With a lot of F1 talent today coming from other backgrounds, is GP2 still a valuable series?
It’s hard to think of a time when Formula 1 has been able to boast more exciting up-and-coming talents among its ranks than it can in 2014.
Former GP2/GP3 drivers who are now F1 stars
What’s worth noting, however, is that none of those that have marked themselves out as real stars of the future. The likes of Daniel Ricciardo, Valtteri Bottas, and Daniil Kvyat competed in the traditional feeder series, GP2 and GP3, prior to making their F1 debuts.
The case of Bianchi
Admittedly, Jules Bianchi, who also deserves a mention in the above group, did two seasons of GP2, but switched to Formula Renault 3.5 before making his F1 bow – and even then, only after the failure of Luiz Razia’s sponsors to pay up left a vacancy at Marussia for the Frenchman to fill.
Other GP2 to F1 drivers haven't been so lucky
The drivers that have made their Grand Prix bows in recent seasons graduating directly from GP2; Marcus Ericsson, Max Chilton, Esteban Gutierrez, Giedo van der Garde and Charles Pic have all proved underwhelming in F1 compared to their counterparts arriving from other series.
True enough, the above drivers may have not been the best that GP2 has had to offer, but F1 teams have been loath to take a chance on many of the series’ best talents who have lacked the financial clout necessary to secure a drive at the highest level.
A GP2 title isn't enough
The last two champions, Davide Valsecchi and Fabio Leimer, have both yet to start an F1 race and seem unlikely to ever do so, while others such as Razia, Sam Bird and James Calado have also been forced to abandon their F1 aspirations despite having achieved strong GP2 results.
Following the same path of Formula 3000
In this sense, GP2 is beginning to suffer from the problem with which its predecessor Formula 3000 struggled during its final years, a seeming inability to get its best drivers into F1 seats.
To take Valsecchi as an example, his problem was two-fold: he couldn’t afford to buy his way into a lower order F1 drive as some of his better-heeled rivals were able to, while the top teams deterred by the fact it took the Italian five attempts before finally winning the GP2 crown.
Likewise, Leimer won the title at the fourth time of asking, while this year’s points leader Jolyon Palmer is also in his fourth year of GP2 competition. Gone are the days where a driver like Nico Hulkenberg could turn up and blow away the opposition in his debut season.

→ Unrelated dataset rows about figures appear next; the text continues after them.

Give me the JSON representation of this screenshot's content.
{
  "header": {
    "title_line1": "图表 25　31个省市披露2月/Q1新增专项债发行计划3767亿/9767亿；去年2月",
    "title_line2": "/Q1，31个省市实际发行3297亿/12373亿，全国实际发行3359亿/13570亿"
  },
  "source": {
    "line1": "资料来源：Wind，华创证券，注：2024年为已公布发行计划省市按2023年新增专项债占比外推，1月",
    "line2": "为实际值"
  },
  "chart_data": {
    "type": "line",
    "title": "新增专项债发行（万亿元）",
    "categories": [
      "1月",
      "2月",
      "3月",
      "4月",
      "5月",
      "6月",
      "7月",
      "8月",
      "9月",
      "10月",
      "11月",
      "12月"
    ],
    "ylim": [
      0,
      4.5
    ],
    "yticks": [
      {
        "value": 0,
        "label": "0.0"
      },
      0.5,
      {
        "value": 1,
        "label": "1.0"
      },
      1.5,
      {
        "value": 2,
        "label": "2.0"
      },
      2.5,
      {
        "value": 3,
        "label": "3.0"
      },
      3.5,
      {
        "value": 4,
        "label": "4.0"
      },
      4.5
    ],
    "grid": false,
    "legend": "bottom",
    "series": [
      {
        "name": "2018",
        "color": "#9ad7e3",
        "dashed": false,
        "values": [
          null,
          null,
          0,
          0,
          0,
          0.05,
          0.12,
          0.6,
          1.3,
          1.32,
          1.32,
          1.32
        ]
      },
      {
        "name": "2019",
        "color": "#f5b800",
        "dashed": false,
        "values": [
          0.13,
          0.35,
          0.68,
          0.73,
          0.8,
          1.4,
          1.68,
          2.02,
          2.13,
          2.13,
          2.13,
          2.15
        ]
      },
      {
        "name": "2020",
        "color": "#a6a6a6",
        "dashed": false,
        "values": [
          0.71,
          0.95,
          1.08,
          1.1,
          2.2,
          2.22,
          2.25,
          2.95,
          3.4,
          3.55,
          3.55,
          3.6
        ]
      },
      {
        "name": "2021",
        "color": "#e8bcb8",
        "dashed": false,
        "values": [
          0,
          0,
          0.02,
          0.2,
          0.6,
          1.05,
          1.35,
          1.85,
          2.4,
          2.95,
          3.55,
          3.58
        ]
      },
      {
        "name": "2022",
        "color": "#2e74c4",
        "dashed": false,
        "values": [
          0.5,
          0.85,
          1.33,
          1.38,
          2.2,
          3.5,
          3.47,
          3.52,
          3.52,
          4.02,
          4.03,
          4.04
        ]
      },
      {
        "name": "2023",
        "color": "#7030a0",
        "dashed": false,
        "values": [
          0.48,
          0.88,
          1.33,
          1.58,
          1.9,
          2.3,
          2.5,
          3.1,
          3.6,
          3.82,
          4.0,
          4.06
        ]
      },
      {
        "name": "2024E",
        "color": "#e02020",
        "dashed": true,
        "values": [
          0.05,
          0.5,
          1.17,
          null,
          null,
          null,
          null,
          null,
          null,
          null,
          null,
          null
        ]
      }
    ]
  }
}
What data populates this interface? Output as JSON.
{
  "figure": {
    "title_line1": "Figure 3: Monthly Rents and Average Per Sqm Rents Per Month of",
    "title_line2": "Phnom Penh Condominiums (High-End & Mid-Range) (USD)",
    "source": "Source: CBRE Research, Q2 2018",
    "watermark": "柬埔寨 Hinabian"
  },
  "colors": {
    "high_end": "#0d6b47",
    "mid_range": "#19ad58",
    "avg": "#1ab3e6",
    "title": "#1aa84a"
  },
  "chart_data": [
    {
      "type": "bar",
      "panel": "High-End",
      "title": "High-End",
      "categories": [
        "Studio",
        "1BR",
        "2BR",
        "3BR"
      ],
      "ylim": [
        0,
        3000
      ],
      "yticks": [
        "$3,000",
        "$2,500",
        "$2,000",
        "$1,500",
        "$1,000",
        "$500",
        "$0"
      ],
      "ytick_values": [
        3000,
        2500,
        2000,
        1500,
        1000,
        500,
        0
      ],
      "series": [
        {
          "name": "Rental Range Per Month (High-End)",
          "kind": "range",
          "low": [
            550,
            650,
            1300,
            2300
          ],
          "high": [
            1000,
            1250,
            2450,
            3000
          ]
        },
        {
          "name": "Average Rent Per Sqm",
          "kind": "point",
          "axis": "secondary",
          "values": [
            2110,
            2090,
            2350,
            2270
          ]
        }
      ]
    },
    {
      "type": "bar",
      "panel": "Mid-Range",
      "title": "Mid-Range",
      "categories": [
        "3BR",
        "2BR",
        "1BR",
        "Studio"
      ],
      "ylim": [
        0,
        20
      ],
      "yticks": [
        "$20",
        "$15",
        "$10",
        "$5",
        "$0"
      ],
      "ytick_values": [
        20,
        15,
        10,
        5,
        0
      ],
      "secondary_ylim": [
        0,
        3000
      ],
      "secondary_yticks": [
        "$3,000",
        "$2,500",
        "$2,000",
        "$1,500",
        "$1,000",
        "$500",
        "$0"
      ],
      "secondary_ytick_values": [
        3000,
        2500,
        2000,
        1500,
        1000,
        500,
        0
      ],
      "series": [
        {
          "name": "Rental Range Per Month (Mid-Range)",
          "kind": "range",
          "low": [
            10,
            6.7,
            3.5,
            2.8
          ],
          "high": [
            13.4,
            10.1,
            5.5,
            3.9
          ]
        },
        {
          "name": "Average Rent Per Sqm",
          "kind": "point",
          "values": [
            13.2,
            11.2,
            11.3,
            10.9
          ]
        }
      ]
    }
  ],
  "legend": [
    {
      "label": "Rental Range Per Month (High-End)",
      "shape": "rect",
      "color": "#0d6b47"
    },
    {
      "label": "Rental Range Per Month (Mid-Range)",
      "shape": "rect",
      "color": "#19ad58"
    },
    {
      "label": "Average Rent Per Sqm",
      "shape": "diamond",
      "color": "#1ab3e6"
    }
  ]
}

The talent pool isn't as deep anymore
Perhaps this is because there haven’t been any outstanding rookies in GP2 since Hulkenberg, and the rise of Formula Renault 3.5, not to mention Bottas, Kvyat and now Max Verstappen skipping that tier altogether, has inevitably diluted the talent pool in GP2.
But a more likely explanation is that the advent of Pirelli tyres in the series has disproportionately favoured more experienced drivers since their introduction in 2011. This would help to explain why F1 protégés Stoffel Vandoorne and Raffaele Marciello have taken half a season to become consistent front-runners in GP2 this year.
It would also account for the fact that the DAMS team, said to have the best understanding of the nuances of the Pirelli rubber of all the outfits in the GP2 paddock, is on course for its third drivers’ title in four years with Palmer, whose pre-GP2 career you’d hardly describe as glittering.
This poses an issue for the series, especially when it costs in the region of €2m to do just one season of GP2 (well over double the figure required for a year in Formula Renault 3.5) – meaning sponsors could be paying anything up to €10m for their driver to be in the championship long enough to be in title contention.
Compromising purity for entertainment
Being on the F1 support bill, there is a certain pressure on GP2 to provide an element of entertainment. The use of fast-degrading Pirelli tyres, and the resulting implications for strategy, has helped to supply that, but arguably at the cost of the series’ ability to crown its brightest talents.
That said, F1’s inability to get on top of ever-escalating costs means the sport’s smaller teams, who in days gone by would have had the money to be able to take a punt on a Valsecchi or a Leimer, are instead forced to rely on ‘pay drivers’ like Chilton and Ericsson just to remain afloat.
Meanwhile, the rise of the junior scheme, while laudable in terms of ensuring young drivers are able to earn their F1 chance on merit, means the top teams are only interested in their own in-house talents, leaving those outside of such programmes in a difficult position.
So, while Vandoorne and Marciello are more or less assured of F1 drives in due course as long as they keep performing, the door will be shut for Palmer as well as Felipe Nasr, Mitch Evans and Johnny Cecotto Jr, unless they are able to put together a hefty sponsorship budget.
Ultimately, then, GP2’s troubles are simply a reflection of the deteriorating state of affairs in F1 in the post-manufacturer era. Plenty more drivers who excel in the official feeder series will go unrewarded until the issue of spiralling costs at the highest level is properly addressed.